For me, I don’t like that this is about a mathematical model. I don’t want a mathematical model. I like the theory, and I think it’s interesting. I don’t need further digressions into a model. I want to see the real thing. Prove it, replicate it, codify it.

by woodpanelon 6/29/2025, 7:41 AM

Interesting article. Also a good amount too high above the paygrade for me to decipher all concepts in it, but as someone who had close contact with schizophrenics a lot, I was missing one aspect in particular:

All schizophrenics I know didn’t start as obvious psychopaths, but rather have their personal „cliff“ usually around an age associated with hormonal changes (eg early twenties, menopause).

So in other words the negative selection effects aren’t there until after reproduction.

by FollowingTheDaoon 6/29/2025, 4:19 AM

The problem with this whole line of thought is that the human environment since the neolithic period has changed.

It also does not take into account the huge amount of human relocation that’s taken place over the last 200 years. For example, we have a large number of Africans that are now living in climate that are much colder than what they evolved to live in. The same as truth for northern Europeans, who lived in cold, cloudy climate now living in sunny, warm climates. Does anyone hear really think that that wouldn’t affect the populations mental health?

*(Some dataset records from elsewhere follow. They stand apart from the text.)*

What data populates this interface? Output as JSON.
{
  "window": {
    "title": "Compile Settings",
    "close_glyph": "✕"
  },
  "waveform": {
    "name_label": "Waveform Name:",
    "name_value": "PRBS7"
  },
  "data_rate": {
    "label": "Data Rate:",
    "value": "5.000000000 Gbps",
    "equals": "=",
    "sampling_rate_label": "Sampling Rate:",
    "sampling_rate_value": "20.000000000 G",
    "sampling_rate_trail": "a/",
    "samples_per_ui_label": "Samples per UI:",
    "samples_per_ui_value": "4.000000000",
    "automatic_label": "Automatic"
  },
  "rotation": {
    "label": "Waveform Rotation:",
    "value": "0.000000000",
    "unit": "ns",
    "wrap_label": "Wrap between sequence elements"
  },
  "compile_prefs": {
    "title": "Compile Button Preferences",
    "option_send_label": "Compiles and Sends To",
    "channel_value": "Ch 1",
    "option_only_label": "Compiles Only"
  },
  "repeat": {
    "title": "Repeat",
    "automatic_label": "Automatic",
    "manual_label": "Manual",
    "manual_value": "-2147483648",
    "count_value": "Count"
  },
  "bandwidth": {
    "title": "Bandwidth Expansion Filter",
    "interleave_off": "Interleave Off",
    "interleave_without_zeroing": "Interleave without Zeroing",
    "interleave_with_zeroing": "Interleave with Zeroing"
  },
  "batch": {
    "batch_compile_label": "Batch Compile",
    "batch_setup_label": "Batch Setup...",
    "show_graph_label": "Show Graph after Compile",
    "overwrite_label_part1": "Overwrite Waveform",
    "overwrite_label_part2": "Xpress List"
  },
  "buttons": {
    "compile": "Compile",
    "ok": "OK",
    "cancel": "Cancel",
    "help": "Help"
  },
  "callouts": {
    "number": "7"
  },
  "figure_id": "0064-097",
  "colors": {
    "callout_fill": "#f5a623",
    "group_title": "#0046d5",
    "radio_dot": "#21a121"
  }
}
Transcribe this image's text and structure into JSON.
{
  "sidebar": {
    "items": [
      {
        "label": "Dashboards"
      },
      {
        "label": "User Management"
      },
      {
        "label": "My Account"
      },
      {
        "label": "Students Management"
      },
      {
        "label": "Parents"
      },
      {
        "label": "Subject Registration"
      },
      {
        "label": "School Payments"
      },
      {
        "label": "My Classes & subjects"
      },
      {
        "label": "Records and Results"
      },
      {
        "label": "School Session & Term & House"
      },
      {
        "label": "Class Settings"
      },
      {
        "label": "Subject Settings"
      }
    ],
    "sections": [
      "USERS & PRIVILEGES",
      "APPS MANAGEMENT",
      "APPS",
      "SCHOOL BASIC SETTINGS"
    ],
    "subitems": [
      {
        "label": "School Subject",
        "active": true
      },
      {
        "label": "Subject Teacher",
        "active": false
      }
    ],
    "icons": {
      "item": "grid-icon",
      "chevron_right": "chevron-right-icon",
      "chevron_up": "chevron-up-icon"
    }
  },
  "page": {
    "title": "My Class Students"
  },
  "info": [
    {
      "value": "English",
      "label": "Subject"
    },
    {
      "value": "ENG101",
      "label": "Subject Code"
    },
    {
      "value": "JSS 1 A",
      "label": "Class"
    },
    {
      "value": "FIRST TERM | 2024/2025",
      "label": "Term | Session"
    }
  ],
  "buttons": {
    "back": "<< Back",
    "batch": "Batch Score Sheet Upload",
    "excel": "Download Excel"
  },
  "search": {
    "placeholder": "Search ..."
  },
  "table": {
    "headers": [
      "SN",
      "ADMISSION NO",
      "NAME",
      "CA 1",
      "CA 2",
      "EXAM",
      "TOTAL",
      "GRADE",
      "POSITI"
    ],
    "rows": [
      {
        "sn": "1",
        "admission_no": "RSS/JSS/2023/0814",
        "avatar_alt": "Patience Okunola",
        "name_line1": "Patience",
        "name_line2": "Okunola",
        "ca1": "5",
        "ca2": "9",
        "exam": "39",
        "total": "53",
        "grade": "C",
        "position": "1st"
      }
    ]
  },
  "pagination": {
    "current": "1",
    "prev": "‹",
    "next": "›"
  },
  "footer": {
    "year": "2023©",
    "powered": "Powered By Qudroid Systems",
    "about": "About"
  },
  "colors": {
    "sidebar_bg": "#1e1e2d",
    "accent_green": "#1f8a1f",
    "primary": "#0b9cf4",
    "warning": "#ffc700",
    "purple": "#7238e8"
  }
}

We know schizophrenia genes are almost always risk genes, meaning their polygenic, or they don’t cause schizophrenia, and everyone who carries the genetics. There are a very few number of cases of people who carry genes that directly caused schizophrenia.

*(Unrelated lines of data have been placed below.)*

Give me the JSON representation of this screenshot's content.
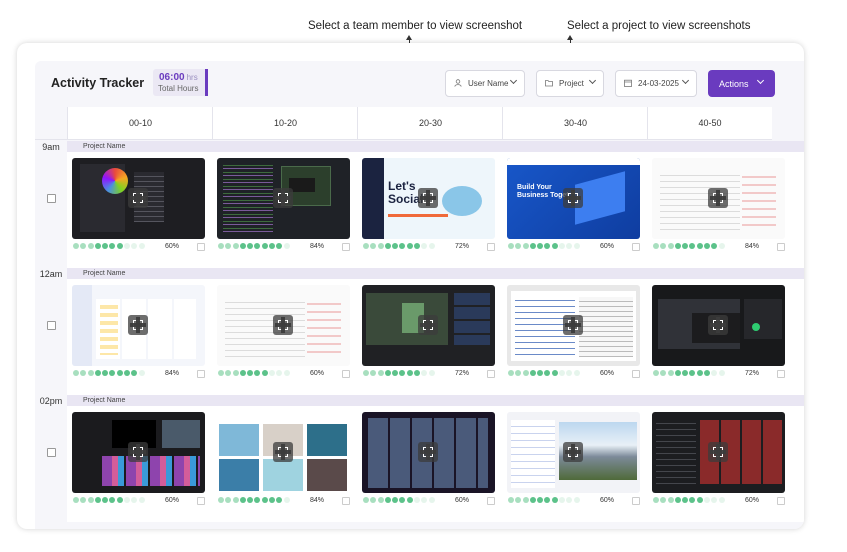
{
  "callouts": {
    "team_member": "Select a team member to view screenshot",
    "project": "Select a project to view screenshots"
  },
  "header": {
    "title": "Activity Tracker",
    "hours_value": "06:00",
    "hours_unit": "hrs",
    "hours_label": "Total Hours"
  },
  "controls": {
    "user_name": "User Name",
    "project": "Project",
    "date": "24-03-2025",
    "actions": "Actions"
  },
  "columns": [
    "00-10",
    "10-20",
    "20-30",
    "30-40",
    "40-50"
  ],
  "rows": [
    {
      "time": "9am",
      "project_name": "Project Name",
      "cells": [
        {
          "pct": "60%",
          "filled": 7,
          "theme": "dark"
        },
        {
          "pct": "84%",
          "filled": 9,
          "theme": "code"
        },
        {
          "pct": "72%",
          "filled": 8,
          "theme": "social"
        },
        {
          "pct": "60%",
          "filled": 7,
          "theme": "blue"
        },
        {
          "pct": "84%",
          "filled": 9,
          "theme": "light"
        }
      ]
    },
    {
      "time": "12am",
      "project_name": "Project Name",
      "cells": [
        {
          "pct": "84%",
          "filled": 9,
          "theme": "board"
        },
        {
          "pct": "60%",
          "filled": 7,
          "theme": "light"
        },
        {
          "pct": "72%",
          "filled": 8,
          "theme": "meeting"
        },
        {
          "pct": "60%",
          "filled": 7,
          "theme": "editor"
        },
        {
          "pct": "72%",
          "filled": 8,
          "theme": "video"
        }
      ]
    },
    {
      "time": "02pm",
      "project_name": "Project Name",
      "cells": [
        {
          "pct": "60%",
          "filled": 7,
          "theme": "premiere"
        },
        {
          "pct": "84%",
          "filled": 9,
          "theme": "gallery"
        },
        {
          "pct": "60%",
          "filled": 7,
          "theme": "mosaic"
        },
        {
          "pct": "60%",
          "filled": 7,
          "theme": "landscape"
        },
        {
          "pct": "60%",
          "filled": 7,
          "theme": "redgrid"
        }
      ]
    }
  ],
  "colors": {
    "accent": "#6a3bbf",
    "dot_filled": "#5cc28a",
    "dot_empty": "#c9ead6",
    "band": "#e9e6f3"
  }
}
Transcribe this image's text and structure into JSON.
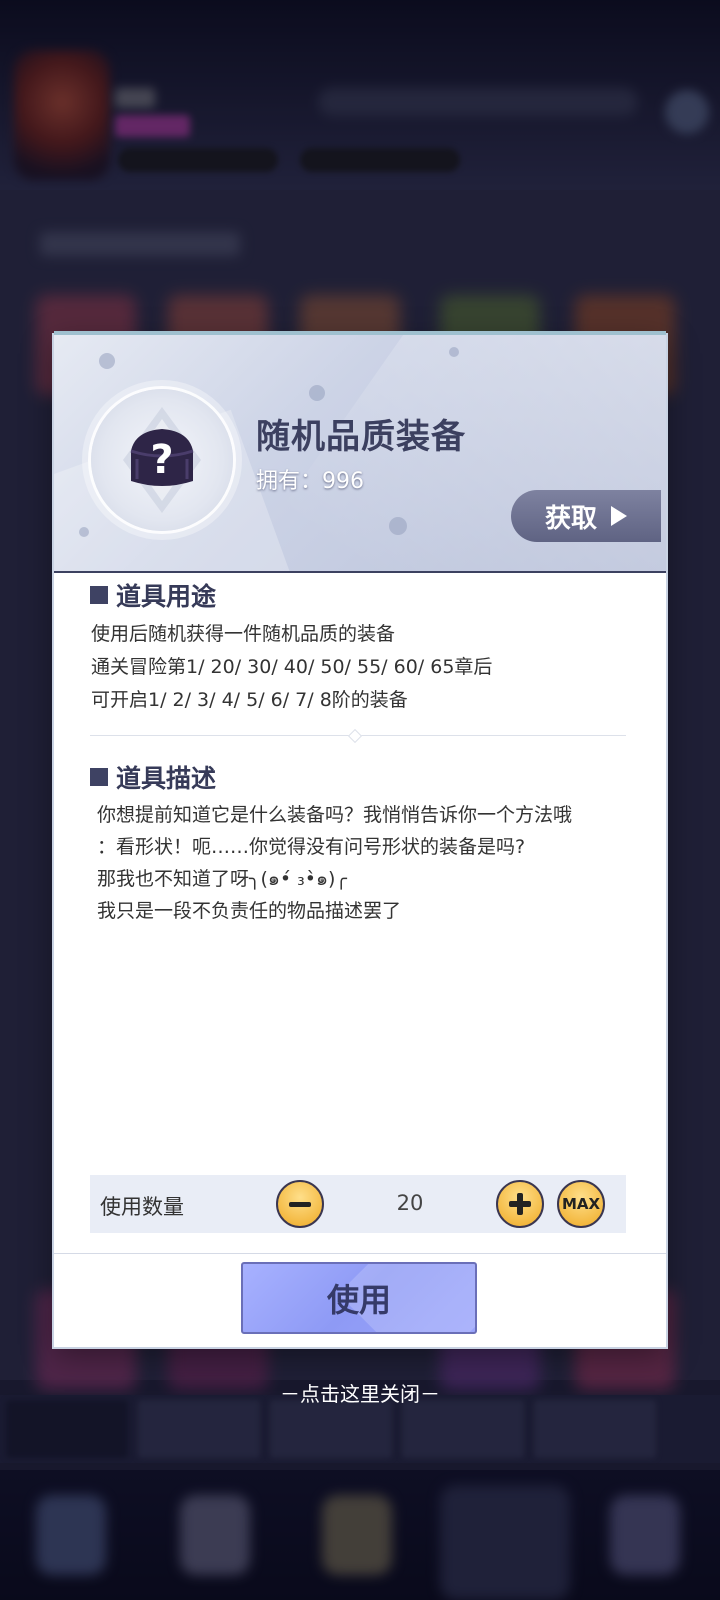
{
  "item": {
    "name": "随机品质装备",
    "owned": "拥有：996",
    "get_label": "获取"
  },
  "usage": {
    "title": "道具用途",
    "lines": [
      "使用后随机获得一件随机品质的装备",
      "通关冒险第1/ 20/ 30/ 40/ 50/ 55/ 60/ 65章后",
      "可开启1/ 2/ 3/ 4/ 5/ 6/ 7/ 8阶的装备"
    ]
  },
  "description": {
    "title": "道具描述",
    "lines": [
      "你想提前知道它是什么装备吗？我悄悄告诉你一个方法哦",
      "：看形状！呃……你觉得没有问号形状的装备是吗?",
      "那我也不知道了呀╮(๑•́ ₃•̀๑)╭",
      "我只是一段不负责任的物品描述罢了"
    ]
  },
  "quantity": {
    "label": "使用数量",
    "value": "20",
    "max_label": "MAX"
  },
  "use_button": "使用",
  "close_hint": "－点击这里关闭－",
  "colors": {
    "accent": "#363a58",
    "use_button": "#9aa4fb",
    "stepper": "#f2b53a"
  }
}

So it’s quite possible that schizophrenia did not exist as frequently as it does in the modern world, a world filled with pollution, stress, drugs, aldehydes, bad food, and on and on and on.

But let’s just take migration. It is a well-known risk factor for schizophrenia. See the paper below.

https://psychiatryonline.org/doi/pdf/10.1176/appi.ajp.162.1....

So no schizophrenia is not the price we pay for mine poison near the edge of a cliff, it’s the price we pay for technology. The technology that enabled not only all the wonderful things to get, but also all the horrible things that come with it.

I had schizoaffective disorder, and I have essentially cured it. But I really can’t say it’s a cure because what was happening was there was a Mitch match between my genetics in my environment. It’s like curing yourself from celiac by not eating wheat. Celiac is only a disease if you eat wheat.

So I am one of these involuntarily relocated people because of capitalism. My great great grandparents on my mother side were Sami and I still carry those genetics. Changing my environment and changing my diet changed my life. Frankly, I’m tired of these articles saying that there’s no cure for mental illnesses and it’s just a price we pay.

by damion6on 6/28/2025, 10:46 PM

Schizophrenia is genetic. So you're born with it. This makes zero sense. Maybe you mean shizo-effective which usually has to do with traumas.